La foto più bella di questo mese è quella che non ho scattato. Mentre ero al volante, in una giornata di pioggia torrenziale, ho visto passare dal finestrino lo scatto perfetto. L’ho perso, ma proverò comunque a descriverlo, prima di condividere con voi le foto di questo mese.

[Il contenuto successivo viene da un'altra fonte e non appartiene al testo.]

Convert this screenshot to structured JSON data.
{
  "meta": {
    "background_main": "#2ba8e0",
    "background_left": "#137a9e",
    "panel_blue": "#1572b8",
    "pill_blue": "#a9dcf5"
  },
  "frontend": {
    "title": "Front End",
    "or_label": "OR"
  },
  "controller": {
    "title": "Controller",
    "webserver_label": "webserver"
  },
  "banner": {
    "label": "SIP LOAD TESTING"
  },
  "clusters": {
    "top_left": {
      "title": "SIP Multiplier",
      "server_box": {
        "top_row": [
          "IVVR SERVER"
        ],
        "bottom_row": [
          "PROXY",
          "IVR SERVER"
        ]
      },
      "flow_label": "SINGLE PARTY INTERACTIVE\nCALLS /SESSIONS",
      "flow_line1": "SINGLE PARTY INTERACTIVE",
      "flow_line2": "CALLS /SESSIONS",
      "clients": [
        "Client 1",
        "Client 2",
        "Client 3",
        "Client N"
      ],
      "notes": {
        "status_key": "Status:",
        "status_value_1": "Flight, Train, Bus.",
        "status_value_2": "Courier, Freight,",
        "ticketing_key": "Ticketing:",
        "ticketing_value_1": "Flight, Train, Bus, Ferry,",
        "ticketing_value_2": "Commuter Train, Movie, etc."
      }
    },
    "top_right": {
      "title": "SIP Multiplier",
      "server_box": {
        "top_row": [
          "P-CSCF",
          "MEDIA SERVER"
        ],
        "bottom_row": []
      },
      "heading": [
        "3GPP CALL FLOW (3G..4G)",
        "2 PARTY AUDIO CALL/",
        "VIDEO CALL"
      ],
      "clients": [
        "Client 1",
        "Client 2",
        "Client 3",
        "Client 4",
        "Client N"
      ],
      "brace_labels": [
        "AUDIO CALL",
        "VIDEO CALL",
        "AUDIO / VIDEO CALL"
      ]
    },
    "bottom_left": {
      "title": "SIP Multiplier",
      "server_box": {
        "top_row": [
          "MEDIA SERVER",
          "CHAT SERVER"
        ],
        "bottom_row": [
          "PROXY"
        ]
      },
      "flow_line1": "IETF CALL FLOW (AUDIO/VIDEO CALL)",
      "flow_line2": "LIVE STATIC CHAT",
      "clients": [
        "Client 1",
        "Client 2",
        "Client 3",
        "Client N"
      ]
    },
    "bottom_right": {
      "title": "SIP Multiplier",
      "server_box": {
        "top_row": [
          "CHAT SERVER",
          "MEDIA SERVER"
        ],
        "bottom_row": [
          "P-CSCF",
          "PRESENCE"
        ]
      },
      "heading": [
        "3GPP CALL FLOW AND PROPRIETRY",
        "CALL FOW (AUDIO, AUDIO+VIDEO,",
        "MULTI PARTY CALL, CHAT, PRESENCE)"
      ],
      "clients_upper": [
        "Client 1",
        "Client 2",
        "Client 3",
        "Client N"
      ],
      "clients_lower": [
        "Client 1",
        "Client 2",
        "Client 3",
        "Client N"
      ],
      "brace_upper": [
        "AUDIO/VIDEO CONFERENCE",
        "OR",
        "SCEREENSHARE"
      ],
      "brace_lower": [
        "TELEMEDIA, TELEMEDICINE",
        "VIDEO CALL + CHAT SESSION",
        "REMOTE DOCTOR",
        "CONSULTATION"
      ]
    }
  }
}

Una giornata di pioggia torrenziale, dicevamo, e mentre guido lentamente lungo il Naviglio, dalla parte opposta, nel viale chiuso al traffico, una sagoma scura e ingobbita scivola sulla stradina sterrata. A far da sfondo, alle sue spalle, un muro di case diroccate, l’erba incolta color paglia e una trama fitta d’edera che percorre le pareti, quasi a formare una ragnatela che incornicia quell’oscuro (ma più che altro scuro) individuo. Un prete. La veste lunga e nera che spunta da sotto il soprabito, nero anche questo. Nera la papalina e nero l’ombrello. Appeso al polso qualcosa penzola sbrilluccicando. Forse un rosario, chissà. La schiena curva, il corpo che pare immobile, i passi svelti, sotto quell’abito che copre i piedi: sembra scivolare più che camminare.

E dove stesse andando non so. Quello che so è che mi è parso, in meno di un secondo, un quadro. Come se da questa parte ci fosse la Milano di oggi, col traffico tipico dei giorni di maltempo, i clacson che strombazzano, mentre la pioggia rimbalza sulle carrozzerie di mille colori. Dall’altra parte la Milano di una volta, quella degli scatti in bianco e nero. Il battito della pioggia rompe un silenzio surreale e lungo gli argini brulli del Naviglio quel curato di campagna che s’affretta a raggiungere la parrocchia per dir messa. E avrei voluto tanto potermi fermare per farvi vedere l’enorme poesia di quell’istante…

Il mio Marzo fotografico:

1. Nella foto in cima al post un momento di cuginitudine senza precedenti. Vi ho mai detto che se c’è una cosa che non manca alla Marmocchia sono i cugini? Ne abbiamo di tutte le età, forme e dimensioni. Un genere unico, però. I cuginetti sono infatti rigorosamente tutti maschi. Tra questi il suo preferito (morbosamente preferito, direi) è il giovanotto che vola sull’altalena di questo scatto. Si adorano, di quell’adorazione che forse solo chi ha nelle vene lo stesso sangue può provare.

2. Marmocchi.

Marmocchi che si guardano attraverso una rete. Si osservano, si studiano. Poi si sorridono e si propongono uno scambio muto, ma denso di significato. E dalla rete vedi incrociarsi due manine che porgono una all’altra il proprio lecca lecca.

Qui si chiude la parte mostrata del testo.